If STUDIO.WHY is liable, then that liability is limited as follows:

  1. The liability of STUDIO.WHY, insofar as it is covered by its liability insurance, is limited to the amount of the payment made by the insurer.
  2. If the insurer in any case does not pay out or damage is not covered by the insurance, the liability of STUDIO.WHY limits to twice the invoice value of the assignment, at least that part of the assignment to which the liability relates.
  3. Contrary to what is stipulated above in paragraph 2 of this article, in the case of an assignment with a duration longer than six months, the liability is further limited to the price due over the last six months.
  4. The limitations of liability included in these terms and conditions do not apply if the damage is due to intent or gross negligence on the part of STUDIO.WHY or its subordinates.
  5. STUDIO.WHY is never liable for indirect damage, including consequential damage, loss of profit, missed savings and damage due to business stagnation.

16. FORCE MAJEURE

  1. Force majeure is understood in these general terms and conditions in addition to what is understood in the law and jurisprudence in this regard, all external causes, foreseen or unforeseen, on which STUDIO.WHY cannot exert any influence, but as a result STUDIO.WHY is unable to meet its obligations.

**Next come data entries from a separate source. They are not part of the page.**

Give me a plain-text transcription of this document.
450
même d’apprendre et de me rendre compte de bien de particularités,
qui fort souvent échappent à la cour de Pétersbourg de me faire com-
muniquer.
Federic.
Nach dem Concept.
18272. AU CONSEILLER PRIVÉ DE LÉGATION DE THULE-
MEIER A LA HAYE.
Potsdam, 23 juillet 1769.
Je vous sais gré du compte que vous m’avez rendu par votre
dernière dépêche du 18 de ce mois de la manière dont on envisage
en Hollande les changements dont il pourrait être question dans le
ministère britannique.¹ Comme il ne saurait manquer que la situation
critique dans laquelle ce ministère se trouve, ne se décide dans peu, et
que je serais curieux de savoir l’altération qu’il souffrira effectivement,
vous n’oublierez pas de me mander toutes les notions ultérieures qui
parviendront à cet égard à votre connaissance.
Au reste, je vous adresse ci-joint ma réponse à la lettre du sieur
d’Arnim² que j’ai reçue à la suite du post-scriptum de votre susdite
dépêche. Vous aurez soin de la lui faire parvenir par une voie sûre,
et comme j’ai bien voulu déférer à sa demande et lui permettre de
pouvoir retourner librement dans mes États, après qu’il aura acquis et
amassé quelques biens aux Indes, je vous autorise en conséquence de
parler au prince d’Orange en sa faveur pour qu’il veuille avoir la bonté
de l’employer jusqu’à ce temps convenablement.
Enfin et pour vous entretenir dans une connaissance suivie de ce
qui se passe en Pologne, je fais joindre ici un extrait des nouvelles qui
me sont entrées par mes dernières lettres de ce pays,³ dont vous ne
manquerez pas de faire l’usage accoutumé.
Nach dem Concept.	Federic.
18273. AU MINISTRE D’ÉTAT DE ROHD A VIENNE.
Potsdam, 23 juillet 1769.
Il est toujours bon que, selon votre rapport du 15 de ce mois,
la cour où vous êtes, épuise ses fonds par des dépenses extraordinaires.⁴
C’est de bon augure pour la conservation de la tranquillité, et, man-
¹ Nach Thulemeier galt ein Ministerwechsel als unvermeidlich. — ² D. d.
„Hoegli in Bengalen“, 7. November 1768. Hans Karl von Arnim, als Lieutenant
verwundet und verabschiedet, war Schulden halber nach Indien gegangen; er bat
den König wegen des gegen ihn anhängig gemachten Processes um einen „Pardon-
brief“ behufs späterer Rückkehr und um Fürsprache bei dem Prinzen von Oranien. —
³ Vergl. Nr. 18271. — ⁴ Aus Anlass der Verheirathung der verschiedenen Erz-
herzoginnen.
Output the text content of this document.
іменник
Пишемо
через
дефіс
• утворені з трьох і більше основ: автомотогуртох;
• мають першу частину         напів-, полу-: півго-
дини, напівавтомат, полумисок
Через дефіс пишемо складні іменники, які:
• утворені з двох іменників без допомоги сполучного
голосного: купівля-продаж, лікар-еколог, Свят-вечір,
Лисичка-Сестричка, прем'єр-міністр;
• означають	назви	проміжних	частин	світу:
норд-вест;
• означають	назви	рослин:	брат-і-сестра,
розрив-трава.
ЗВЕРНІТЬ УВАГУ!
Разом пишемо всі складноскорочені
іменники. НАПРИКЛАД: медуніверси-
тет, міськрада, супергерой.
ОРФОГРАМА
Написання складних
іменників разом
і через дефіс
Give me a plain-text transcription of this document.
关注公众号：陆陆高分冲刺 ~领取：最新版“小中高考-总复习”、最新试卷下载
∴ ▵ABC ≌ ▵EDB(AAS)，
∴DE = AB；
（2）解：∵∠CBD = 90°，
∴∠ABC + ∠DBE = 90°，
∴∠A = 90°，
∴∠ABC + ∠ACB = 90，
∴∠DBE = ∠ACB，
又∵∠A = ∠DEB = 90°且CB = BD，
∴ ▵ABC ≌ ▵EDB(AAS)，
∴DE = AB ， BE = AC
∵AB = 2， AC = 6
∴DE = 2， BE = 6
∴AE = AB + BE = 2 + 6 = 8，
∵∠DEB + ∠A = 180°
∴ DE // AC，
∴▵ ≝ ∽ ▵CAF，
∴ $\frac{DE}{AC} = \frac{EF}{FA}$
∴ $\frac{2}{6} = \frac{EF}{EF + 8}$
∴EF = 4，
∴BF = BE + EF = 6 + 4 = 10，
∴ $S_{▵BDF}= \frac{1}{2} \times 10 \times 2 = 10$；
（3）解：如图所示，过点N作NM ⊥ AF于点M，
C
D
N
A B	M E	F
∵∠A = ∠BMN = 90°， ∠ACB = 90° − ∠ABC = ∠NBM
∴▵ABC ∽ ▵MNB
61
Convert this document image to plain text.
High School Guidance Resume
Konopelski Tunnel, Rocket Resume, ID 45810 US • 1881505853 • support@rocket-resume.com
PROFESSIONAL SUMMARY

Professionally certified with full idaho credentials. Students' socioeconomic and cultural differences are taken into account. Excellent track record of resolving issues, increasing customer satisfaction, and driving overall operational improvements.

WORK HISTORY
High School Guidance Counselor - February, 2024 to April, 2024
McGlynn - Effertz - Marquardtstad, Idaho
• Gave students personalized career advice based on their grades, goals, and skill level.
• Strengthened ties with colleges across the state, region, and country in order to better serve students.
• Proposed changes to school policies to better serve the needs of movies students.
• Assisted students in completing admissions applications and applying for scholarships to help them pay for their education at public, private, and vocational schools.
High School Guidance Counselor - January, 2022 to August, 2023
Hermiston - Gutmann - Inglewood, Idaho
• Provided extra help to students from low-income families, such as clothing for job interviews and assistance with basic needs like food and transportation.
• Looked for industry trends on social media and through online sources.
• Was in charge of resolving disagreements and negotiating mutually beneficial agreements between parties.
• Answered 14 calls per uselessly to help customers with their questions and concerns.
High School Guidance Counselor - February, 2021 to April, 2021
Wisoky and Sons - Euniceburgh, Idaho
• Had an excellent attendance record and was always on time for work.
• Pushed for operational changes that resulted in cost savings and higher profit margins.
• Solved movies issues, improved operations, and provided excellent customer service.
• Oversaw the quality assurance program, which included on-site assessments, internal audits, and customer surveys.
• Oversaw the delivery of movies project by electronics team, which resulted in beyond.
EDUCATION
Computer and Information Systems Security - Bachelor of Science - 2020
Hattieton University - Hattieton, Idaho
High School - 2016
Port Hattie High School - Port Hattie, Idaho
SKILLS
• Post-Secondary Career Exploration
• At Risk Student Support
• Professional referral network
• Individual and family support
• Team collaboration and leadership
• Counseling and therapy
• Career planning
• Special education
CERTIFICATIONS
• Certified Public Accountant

Strikes in the company of STUDIO.WHY are included.
  2. STUDIO.WHY also has the right to invoke force majeure if the circumstance that prevents (further) performance occurs after STUDIO.WHY should have fulfilled its commitment.
  3. During force majeure, the obligations of STUDIO.WHY is suspended. If the period in which due to force majeure fulfilment of the obligations by STUDIO.WHY is not possible lasts longer than 2 months, both parties are authorized to dissolve the agreement without there being an obligation to pay compensation in that case.
  4. If STUDIO.WHY has already partially fulfilled its obligations upon the occurrence of the force majeure, or can only partially meet its obligations, it is entitled to invoice the already executed or enforceable part separately and the client is obliged to pay this invoice as if it were a separate contract. However, this does not apply if the already exported or executable part has no independent value.

17. DISPUTE RESOLUTION

The court in ‘s-Hertogenbosch has exclusive jurisdiction to hear disputes, unless the subdistrict court has jurisdiction. Nevertheless, STUDIO.WHY has the right to summon its counterparty before the competent court according to the law.

18. APPLICABLE LAW

On any agreement between STUDIO.WHY and the client is governed by Dutch law.